Света не спала ночей – у Олежки резались зубки, он температурил, капризничал беспрестанно. Иной раз ее подмывало разбудить Маньку и сунуть сына: на, тренируйся, вот на что ты себя обрекаешь! Выносить ребенка – ерунда, хотя у тебя и это не больно-то хорошо выходит. Ты вот вырасти его! Выкорми, повышагивай ночами, укачивая! И кто это выдумал, что материнство – счастье? Обуза, оковы, кандалы – вот это что!
И днем Света вертелась как белка в колесе. Ездила в больницу к тете Поле, выстаивала в очередях за продуктами. Раза по три на неделе заглядывала к своим. Сонька, зараза пятнадцатилетняя, ни черта не убирала. У мамы едва хватало сил сварить еду из продуктов, которые притаскивала старшая дочь. А Света ощущала себя ломовой лошадью, на которую все грузят и грузят, и заставляют везти, и конца этому не предвидится.

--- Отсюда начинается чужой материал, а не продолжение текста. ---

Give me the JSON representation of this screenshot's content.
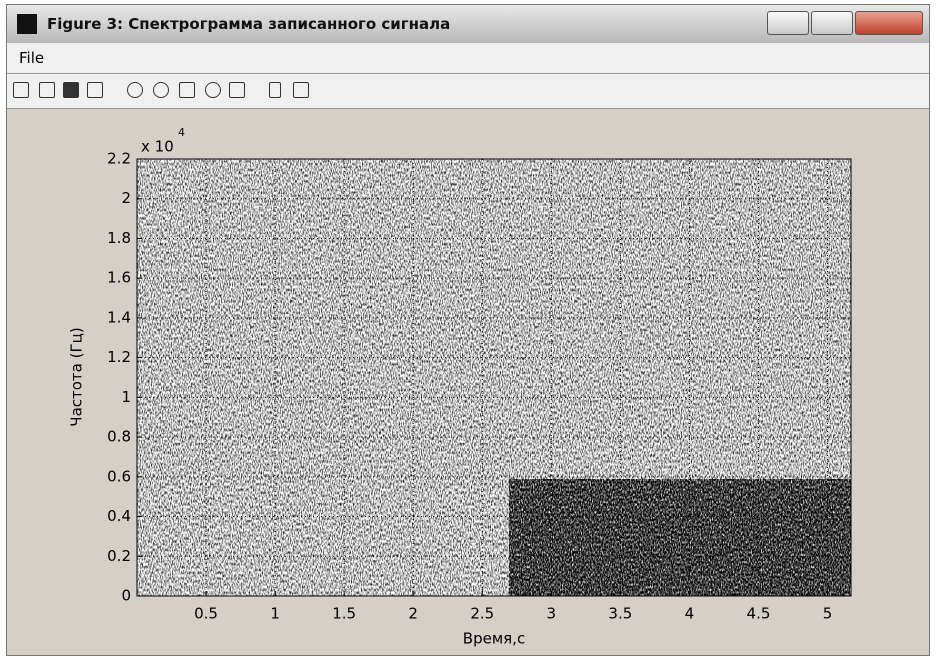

Учеба отпала сама собой, про дискотеки она тоже забыла. Порой вспоминала куда-то пропавшего Шереметьева. Опять, наверное, где-нибудь за границей. А сейчас он бы очень пригодился со своими дефицитными продуктами и автомобилем. Хотя вряд ли у него найдется время ожидать возле магазина, пока она вывалится оттуда с полными сумками.
Только полными сумки становились все реже и реже.
Шереметьев объявился накануне Дня Советской Армии. Света сама не ожидала, что так обрадуется, у нее даже сердце подпрыгнуло, когда подавала ему руку.
Он стоял на пороге, пахнущий морозцем и каким-то приятным одеколоном, и, мягко улыбаясь, смотрел сверху вниз со своей всегдашней иронией в синих глазах.
– Давненько я у вас не бывал… Что-то вы плоховато выглядите, мадам.
– Хороший комплимент для начала, – недовольно скривилась Света.
– Я вовсе не хотел вас обидеть. Меня это на самом деле беспокоит. Что случилось, дорогая?
– Проходите на кухню, я сейчас.
В своей комнате она наскоро привела себя в порядок. Домашний халатик сменила на джинсы и водолазку, расчесала волосы и тряхнула головой, чтобы казались пышнее. Тронула ресницы тушью и мазнула по губам блеском. Дольше заниматься внешностью неудобно, да и Юра может подумать, что это ради него…
«А разве не так? – спросила она себя. И ответила: – Нет, конечно. Просто неприлично такой росомахой перед мужчиной».
Юрий курил у окна и, обернувшись, окинул ее с головы до пят своим фирменным раздевающим взглядом.
– Ну вот, уже лучше, – сказал он, присаживаясь вслед за ней к столу. – Так что же случилось у вас, дружок?
Это по-детски ласковое слово умилило ее. Ведь может нормально разговаривать, но чаще почему-то предпочитает издеваться. Света вздохнула:
– Столько всего произошло… Вы же ничего не знаете. Столько навалилось всего, и, как назло, подряд, одно за другим!